Senate debates
Tuesday, 28 October 2014
Bills
Counter-Terrorism Legislation Amendment (Foreign Fighters) Bill 2014; In Committee
8:52 pm
George Brandis (Queensland, Liberal Party, Attorney-General) Share this | Hansard source
They will only be used where appropriate. Because of the way in which these powers have been expressed in the act—and this is a continuation, with some refinements, of course, of powers that were first legislated in 2005—it is obvious, to anyone who is capable of reading the act, the way in which the capacity to obtain a control order or a preventive detention order, the tests that must be satisfied, the caveats and the red lines, as it were, in the legislation which prevent the obtaining of orders of this kind except in very unusual circumstances, are actually written into the law. So this is not a matter of executive discretion, Senator Wright. You have read the relevant provisions of the Commonwealth Criminal Code, I am sure, so you would have seen for yourself how many safeguards are built in, how high the thresholds are, how limited the circumstances are in which orders of this kind are obtained, how rigorous the accountability mechanisms are—in particular, the need to go back to the issuing officer in a very short span of time—and the limitations on the renewal of orders of this kind, and so forth. I suppose, therefore, the immediate answer to your question is: it is there for you to see in the act for yourself.
However, let me take the opportunity of your question, Senator Wright, to remind you, or to acquaint you with the fact that the government has taken an enormous amount of time and effort to meet with community groups most immediately affected. These groups are not directed at any particular community; they are laws of general application. But it is a sad fact, as we all know, that at the moment the threat of foreign fighters is inspired by those young men and women who are ensnared by ISIL and Jabhat al-Nusra and other organisations, and that, in the name of the Islamic faith—although it is a claim that the mainstream of practitioners of the Islamic faith, of course, utterly reject—are encouraged to go to Iraq and Syria to fight in wars being conducted by ISIL. ISIL is a barbaric death cult which is at war with a Muslim nation—the nation of Iraq.

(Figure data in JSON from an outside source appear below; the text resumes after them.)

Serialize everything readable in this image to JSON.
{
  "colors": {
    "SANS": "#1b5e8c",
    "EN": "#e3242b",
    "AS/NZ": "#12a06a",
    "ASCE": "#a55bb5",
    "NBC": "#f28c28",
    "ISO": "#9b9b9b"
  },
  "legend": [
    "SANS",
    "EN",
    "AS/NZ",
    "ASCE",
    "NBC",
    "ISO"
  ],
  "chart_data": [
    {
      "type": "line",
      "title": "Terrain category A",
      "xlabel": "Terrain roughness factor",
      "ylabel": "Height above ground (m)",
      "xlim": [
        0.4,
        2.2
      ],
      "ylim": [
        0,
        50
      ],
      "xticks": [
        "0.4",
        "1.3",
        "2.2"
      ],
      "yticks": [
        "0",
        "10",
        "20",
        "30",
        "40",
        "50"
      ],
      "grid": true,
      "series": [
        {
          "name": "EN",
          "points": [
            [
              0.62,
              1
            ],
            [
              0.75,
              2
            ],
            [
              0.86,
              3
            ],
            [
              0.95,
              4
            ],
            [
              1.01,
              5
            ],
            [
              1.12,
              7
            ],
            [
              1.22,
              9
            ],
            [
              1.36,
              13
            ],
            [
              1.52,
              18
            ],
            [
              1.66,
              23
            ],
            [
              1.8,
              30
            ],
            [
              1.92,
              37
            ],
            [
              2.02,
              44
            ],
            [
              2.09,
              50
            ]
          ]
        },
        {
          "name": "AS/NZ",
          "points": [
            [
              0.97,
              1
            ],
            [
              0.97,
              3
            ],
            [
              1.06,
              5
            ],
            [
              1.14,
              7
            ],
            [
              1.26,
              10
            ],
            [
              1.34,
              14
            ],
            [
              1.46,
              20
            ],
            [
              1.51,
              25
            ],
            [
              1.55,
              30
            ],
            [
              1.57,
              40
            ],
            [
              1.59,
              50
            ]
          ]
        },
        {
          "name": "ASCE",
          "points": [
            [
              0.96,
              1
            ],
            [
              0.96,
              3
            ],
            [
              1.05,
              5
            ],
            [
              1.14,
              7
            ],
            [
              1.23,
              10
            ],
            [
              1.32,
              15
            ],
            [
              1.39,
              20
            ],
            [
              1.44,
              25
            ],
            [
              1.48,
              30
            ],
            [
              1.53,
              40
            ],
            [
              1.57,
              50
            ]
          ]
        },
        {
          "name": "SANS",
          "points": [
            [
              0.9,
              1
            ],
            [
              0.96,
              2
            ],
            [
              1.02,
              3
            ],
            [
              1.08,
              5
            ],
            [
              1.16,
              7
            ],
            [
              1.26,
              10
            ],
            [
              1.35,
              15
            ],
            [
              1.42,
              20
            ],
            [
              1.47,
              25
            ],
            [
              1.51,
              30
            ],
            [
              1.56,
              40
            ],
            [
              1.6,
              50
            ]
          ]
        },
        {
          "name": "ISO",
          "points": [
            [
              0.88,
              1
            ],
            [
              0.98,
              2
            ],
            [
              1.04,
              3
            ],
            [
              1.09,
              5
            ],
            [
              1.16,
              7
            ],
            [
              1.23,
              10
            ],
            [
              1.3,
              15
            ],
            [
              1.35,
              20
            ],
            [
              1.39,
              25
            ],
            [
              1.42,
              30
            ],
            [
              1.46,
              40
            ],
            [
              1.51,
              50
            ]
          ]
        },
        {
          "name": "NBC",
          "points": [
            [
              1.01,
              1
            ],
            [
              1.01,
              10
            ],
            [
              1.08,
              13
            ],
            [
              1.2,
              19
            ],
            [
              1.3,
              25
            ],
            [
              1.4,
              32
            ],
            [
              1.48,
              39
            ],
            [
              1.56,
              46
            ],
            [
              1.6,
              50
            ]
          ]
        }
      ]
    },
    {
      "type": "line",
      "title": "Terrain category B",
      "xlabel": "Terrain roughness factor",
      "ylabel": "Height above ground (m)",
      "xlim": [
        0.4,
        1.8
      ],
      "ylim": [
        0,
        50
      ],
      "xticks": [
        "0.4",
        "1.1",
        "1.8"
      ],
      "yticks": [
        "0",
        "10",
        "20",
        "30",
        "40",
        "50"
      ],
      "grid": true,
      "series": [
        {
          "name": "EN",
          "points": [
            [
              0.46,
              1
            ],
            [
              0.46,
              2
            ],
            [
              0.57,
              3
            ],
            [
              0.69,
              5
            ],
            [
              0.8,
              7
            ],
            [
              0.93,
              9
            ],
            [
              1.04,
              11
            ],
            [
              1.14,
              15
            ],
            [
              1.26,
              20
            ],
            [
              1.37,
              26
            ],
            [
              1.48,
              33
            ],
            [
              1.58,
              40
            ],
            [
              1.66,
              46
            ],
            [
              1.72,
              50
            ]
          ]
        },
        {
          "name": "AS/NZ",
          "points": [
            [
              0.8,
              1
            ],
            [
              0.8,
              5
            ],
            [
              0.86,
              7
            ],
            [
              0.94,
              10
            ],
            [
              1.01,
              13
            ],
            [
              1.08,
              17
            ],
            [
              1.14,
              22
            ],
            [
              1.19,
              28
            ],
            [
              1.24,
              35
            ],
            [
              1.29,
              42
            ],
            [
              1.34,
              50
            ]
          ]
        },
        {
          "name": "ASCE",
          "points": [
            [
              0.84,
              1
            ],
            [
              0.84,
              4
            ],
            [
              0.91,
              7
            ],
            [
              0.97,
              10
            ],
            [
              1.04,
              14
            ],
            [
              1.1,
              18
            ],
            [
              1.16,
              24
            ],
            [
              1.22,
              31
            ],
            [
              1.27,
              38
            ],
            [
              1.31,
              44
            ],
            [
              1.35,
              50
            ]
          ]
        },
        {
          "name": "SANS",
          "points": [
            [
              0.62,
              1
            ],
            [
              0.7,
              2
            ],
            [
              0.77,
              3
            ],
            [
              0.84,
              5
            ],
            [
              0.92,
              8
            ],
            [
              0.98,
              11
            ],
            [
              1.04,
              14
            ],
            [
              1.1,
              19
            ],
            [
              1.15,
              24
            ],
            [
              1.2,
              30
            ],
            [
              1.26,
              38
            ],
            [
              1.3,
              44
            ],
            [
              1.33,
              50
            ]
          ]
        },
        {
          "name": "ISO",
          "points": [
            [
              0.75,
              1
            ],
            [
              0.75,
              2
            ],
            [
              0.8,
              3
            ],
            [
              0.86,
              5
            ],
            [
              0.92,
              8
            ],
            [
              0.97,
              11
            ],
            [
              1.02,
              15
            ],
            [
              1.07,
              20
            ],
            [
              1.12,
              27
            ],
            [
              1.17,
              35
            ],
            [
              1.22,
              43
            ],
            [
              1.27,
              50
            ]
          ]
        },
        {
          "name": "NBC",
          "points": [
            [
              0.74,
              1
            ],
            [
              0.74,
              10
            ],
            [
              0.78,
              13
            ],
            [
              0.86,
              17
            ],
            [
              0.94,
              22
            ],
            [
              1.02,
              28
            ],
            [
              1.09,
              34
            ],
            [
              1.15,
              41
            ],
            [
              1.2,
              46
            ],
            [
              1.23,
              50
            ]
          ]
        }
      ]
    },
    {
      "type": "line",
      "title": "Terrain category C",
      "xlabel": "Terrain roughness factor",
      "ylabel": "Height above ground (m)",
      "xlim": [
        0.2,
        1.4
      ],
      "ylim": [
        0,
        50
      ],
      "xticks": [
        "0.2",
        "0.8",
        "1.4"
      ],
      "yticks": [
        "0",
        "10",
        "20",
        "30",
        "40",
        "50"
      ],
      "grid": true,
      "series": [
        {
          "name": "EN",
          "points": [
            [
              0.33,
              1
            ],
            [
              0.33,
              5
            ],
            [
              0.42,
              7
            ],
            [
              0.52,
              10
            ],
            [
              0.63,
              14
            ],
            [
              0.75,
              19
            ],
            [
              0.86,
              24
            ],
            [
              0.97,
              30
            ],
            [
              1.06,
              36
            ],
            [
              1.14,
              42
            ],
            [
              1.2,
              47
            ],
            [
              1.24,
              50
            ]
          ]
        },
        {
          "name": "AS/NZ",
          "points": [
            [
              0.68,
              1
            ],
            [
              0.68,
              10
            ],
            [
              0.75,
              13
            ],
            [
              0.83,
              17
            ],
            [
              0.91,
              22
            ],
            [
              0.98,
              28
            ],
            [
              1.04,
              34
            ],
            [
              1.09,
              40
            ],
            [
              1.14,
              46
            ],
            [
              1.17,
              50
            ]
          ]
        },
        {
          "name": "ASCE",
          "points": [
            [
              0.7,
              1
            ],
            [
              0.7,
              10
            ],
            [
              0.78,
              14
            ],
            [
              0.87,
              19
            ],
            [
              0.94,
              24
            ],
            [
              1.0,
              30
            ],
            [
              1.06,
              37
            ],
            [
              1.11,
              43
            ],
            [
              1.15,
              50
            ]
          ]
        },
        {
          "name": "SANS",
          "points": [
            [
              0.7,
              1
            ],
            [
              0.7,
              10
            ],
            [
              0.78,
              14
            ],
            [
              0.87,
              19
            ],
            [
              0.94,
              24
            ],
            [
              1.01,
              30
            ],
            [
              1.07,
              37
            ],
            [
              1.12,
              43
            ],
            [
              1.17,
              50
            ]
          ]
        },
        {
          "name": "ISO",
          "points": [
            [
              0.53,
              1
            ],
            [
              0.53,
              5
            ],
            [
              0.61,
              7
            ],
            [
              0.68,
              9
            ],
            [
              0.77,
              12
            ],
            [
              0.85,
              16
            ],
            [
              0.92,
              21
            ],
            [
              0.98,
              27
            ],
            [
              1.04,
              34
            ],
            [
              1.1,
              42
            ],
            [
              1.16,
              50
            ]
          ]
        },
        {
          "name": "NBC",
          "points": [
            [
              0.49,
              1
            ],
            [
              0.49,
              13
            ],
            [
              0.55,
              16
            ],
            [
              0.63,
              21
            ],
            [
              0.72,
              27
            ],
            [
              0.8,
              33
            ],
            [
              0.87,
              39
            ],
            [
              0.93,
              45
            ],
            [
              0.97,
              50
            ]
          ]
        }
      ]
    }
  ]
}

I and my colleague Senator Concetta Fierravanti-Wells, who has particular portfolio responsibility for multicultural affairs, have had many meetings—some of which the Prime Minister has participated in himself—with leaders of the Islamic community. At those meetings, I have engaged in very frank discussions with the leaders of that community in the preparation of this bill. I have said to them, in Canberra, in Sydney, in Brisbane and in Melbourne, 'We want to engage you in the preparation of this bill, because the main beneficiaries of this bill at the moment, at this bank and shoal of time in our nation's history, are you, because it is your communities, primarily, that are the victims of those who would prey upon them.' As I have said many, many times, we see the Islamic communities of Australia as our partners in shaping legislation to protect their communities from predators, to save their young men and also, in some cases, their young women from being ensnared by these false siren voices.
We are discussing at the moment the sunset clause. Can I tell you, Senator Wright, that in an early iteration of this bill there was not a sunset clause. At an early iteration of the bill, the government was provisionally of the view—for the purposes of the discussion—that perhaps these unusual measures in all the circumstances did need to be made a permanent feature of our law. I remember very clearly the meeting in Melbourne that I attended with Senator Fierravanti-Wells at which there was a long discussion about the removal of the sunset clause in an early draft of the bill. Members of the Islamic community said to me, 'Attorney-General, the removal of the sunset clause is a big issue for us. We believe that it would send a very, very strong signal to this community if the government were to reinstate the sunset clause.' I can tell you, Senator Wright, that it was as a direct result of the argument that it was put to the government by leaders of the Islamic community at that particular meeting, and then at another meeting about a week later in Brisbane, that I took the view that I ought to take that suggestion on board. So I inserted the sunset clause.
As we know, the sunset clause has now been foreshortened as a result of a recommendation of the PJCIS. I do not know how you could have a better example of the government engaging with a community with a particular interest in this legislation, listening to its concerns, embracing its concerns and acting to give effect to its concerns than by the decision that I made, on the specific advice of those community leaders, to keep the sunset provision in operation.